NYC & Company’s ads in its partner cities are based on the organization’s local ad campaign—created in-house and launched in 2018—whose headline and tagline are “Famous Original New York City” and “Welcomes you always,” the latter meant to reinforce a message of diversity and inclusion. The ads also feature an illustration of the head of the Statue of Liberty.

designed for Auckland
The tourism group’s Auckland ad also promotes Air New Zealand’s new nonstop service between Auckland and New York, which begins Oct. 29.
In the new Auckland agreement—signed with both Auckland Tourism, Events & Economic Development and Air New Zealand—the organizations are doing an advertising swap, trading media valued at $150,000.
NYC & Company ads will run on bus backs and digital billboards in Auckland from April 6 through June 1, while the New Zealand ads will run on bus stop shelters through all five New York boroughs from May 4 through June 28. Timing is designed to enable prospective travelers to book Air New Zealand’s new service.
In Euromonitor’s 2019 survey of the world’s 100 most visited cities, New York ranked eighth and was the only U.S. city among the Top 10. Although international visitors to New York are far outnumbered by domestic ones (out of 65 million visitors in 2018, 51.5 million were from the U.S.), international visitors spend much more money than domestic ones because they stay longer—more than six nights, on average—compared to less than three nights for domestic visitors.
International visitors also generated approximately half of the $46.4 billion spent by all visitors to New York in 2018, and New Zealand’s visitors are particularly desirable: The country is among New York’s top five international market spenders.

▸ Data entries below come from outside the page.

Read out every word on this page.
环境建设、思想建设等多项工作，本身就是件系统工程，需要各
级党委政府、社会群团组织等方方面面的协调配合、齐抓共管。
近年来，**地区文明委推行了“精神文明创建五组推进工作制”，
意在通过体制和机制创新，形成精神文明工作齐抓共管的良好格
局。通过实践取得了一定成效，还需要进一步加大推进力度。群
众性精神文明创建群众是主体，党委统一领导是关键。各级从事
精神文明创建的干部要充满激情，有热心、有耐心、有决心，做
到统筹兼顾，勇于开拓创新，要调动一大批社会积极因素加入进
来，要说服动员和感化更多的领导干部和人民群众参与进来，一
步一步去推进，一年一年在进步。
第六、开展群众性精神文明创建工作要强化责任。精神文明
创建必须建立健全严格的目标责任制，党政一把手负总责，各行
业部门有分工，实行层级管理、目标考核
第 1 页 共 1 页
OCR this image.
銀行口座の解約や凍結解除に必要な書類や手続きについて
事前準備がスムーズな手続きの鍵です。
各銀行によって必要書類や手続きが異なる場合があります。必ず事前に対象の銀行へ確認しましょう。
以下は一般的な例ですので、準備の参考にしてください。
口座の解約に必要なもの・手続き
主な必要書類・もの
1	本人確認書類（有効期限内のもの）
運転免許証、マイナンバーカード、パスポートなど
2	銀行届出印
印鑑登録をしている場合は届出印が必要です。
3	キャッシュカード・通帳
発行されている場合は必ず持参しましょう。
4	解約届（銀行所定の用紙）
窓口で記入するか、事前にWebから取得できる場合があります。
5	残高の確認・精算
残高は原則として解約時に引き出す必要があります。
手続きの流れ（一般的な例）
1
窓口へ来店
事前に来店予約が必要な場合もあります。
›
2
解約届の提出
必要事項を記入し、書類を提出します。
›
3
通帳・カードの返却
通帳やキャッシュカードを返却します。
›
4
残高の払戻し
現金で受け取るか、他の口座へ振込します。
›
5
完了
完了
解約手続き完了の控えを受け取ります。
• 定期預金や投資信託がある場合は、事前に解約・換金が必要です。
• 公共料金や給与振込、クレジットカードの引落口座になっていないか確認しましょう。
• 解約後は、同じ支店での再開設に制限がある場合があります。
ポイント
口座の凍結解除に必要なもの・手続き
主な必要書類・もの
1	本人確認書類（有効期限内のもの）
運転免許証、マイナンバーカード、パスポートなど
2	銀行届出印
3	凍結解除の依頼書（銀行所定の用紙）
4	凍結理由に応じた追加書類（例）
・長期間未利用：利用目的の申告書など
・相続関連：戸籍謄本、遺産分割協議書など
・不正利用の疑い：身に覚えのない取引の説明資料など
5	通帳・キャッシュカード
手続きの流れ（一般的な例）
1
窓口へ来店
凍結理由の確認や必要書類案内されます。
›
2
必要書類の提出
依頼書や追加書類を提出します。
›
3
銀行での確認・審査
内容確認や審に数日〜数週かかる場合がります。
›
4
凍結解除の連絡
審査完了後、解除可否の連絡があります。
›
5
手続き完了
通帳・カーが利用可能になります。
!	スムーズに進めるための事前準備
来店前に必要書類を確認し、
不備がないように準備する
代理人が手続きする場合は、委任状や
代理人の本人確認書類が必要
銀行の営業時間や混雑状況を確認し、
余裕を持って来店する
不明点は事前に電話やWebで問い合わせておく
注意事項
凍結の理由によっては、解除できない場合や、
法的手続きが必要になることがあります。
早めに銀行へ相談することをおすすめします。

Optimism amid concerns of an outbreak
The timing of the new collaboration is fortuitous, in light of the current, global coronavirus outbreak, since it enables New York to promote itself in a new region, thus becoming less dependent on Asia for international tourists.
Noting that in the first quarter of the year, Chinese visitors usually account for only two of every 100 travelers to New York, Fred Dixon, president and chief executive of NYC & Company, said the bulk of Chinese visitation typically comes in the second half of the year. “If the situation is resolved in the next few months and access normalizes, we will be poised to regain some of that travel audience due to pent-up demand and new promotion by year’s end,” he said.
The new Auckland pact, he added, would help make New York “well-poised to be cushioned in any downturn or regional weakness.”
According to Dixon, international visitation grew more slowly last year than in 2018, due to both the strengthening of the dollar, making the city a more expensive destination, and trade tensions, which he said suppressed Chinese visitation “to a degree.” President Donald Trump’s administration has also been vocal in its attempts to ban travel or immigration from several countries, so far including Iran, Libya, Somalia, Syria, Yemen, Venezuela and North Korea—with more immigration restrictions enacted this year against Nigeria, Eritrea, Kyrgyzstan, Myanmar, Sudan and Tanzania.